How often does the Mew ex see play as the active? It seemed to me that you'd generally want to keep it active, so you could react to situations as quickly as possible, but perhaps that isn't the case. Could someone enlighten me here? As I saw it, while Mercury only had a few opportunities to pull off a win...it didn't really need many. Either it allows an initial KO against it, or both decks hold from KOing the opponent, and it wins in the final stages before time is called with the cards it horded for an attack, scoring a KO against a Mew ex that can't be won back in quick enough time. (You could KO the Gardevoir who scored the attack by copying it with another Mew ex, but then that'd just fall to another benched Kirlia or Gardevoir)
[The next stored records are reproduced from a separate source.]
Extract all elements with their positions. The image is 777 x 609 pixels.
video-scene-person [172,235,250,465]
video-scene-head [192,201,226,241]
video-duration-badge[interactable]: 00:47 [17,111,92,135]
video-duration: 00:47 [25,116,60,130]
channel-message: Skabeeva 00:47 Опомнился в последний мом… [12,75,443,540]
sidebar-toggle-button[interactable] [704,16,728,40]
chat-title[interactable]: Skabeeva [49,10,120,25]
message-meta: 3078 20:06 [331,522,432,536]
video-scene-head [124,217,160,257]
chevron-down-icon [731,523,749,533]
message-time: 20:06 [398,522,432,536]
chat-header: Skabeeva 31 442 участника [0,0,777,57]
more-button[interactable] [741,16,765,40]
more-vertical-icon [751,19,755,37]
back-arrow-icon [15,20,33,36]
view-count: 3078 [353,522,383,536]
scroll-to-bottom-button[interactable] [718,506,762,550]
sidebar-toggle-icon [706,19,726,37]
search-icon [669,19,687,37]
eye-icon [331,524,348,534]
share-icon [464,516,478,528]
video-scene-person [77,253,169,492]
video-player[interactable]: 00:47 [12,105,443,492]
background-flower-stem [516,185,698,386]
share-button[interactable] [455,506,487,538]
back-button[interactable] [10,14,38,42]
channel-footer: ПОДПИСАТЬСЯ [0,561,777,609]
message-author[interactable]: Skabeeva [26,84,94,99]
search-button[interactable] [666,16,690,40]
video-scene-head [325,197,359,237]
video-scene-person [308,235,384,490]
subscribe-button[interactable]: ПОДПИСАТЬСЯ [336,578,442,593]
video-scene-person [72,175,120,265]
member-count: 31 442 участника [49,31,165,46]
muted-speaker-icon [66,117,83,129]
It'd probably help if we'd all understood exactly how the other's decks are meant to be played before we bogged ourselves down in this debate. ^^;;

As far as Gardevoir's attack goes, yes, Mew can use that to bypass WP, but you'd need to actually have damage counters on Mew to attack the bench, and Mew won't survive a single attack from a powered Gardevoir DS, or even potentially a Kirlia DS's Psychic Boom. Since it does damage, it's also vulnerable to Metal Energies. You'd be pulled into a situation quickly where you're left with Pokémon who you can't KO or damage, due to Metal attachment, and in that situation, you've got to deal with the fact you would no longer have the use of Pow!.
 
....and what the hell would that do? He's weak to Psychic, his retreat cost is too high, and the damage reduction is largely irrelevant unless he's the final guy standing.

By that same token, anyone playing with a Registeel ex tech when they know this deck is in the field are insane. You do *not* want them pulling Registeel ex into play.
 
Lets see here
80 HP (Basic Good)+ Energy Root= 100 HP
4 Metals+Delta Reduction= Reducing 70
Gardy (EM) Heals 20
So thats a 100 HP basic that can be reducing 90 a turn. IMO that is pretty darn good.
 
The Mynx matchup looks tough for you, but you have ways to get around it. I don't think that you have a significant advantage, but if you escape the BF lock (most delta decks ought to play 4 gyms and a scott or five IMO), then they really don't have much hope. Just be really intelligent with your plays, because a couple bad moves WILL cost you the game.

RE Elm: tanking really doesn't work because they throw a barrage of status effects and damage counters at you.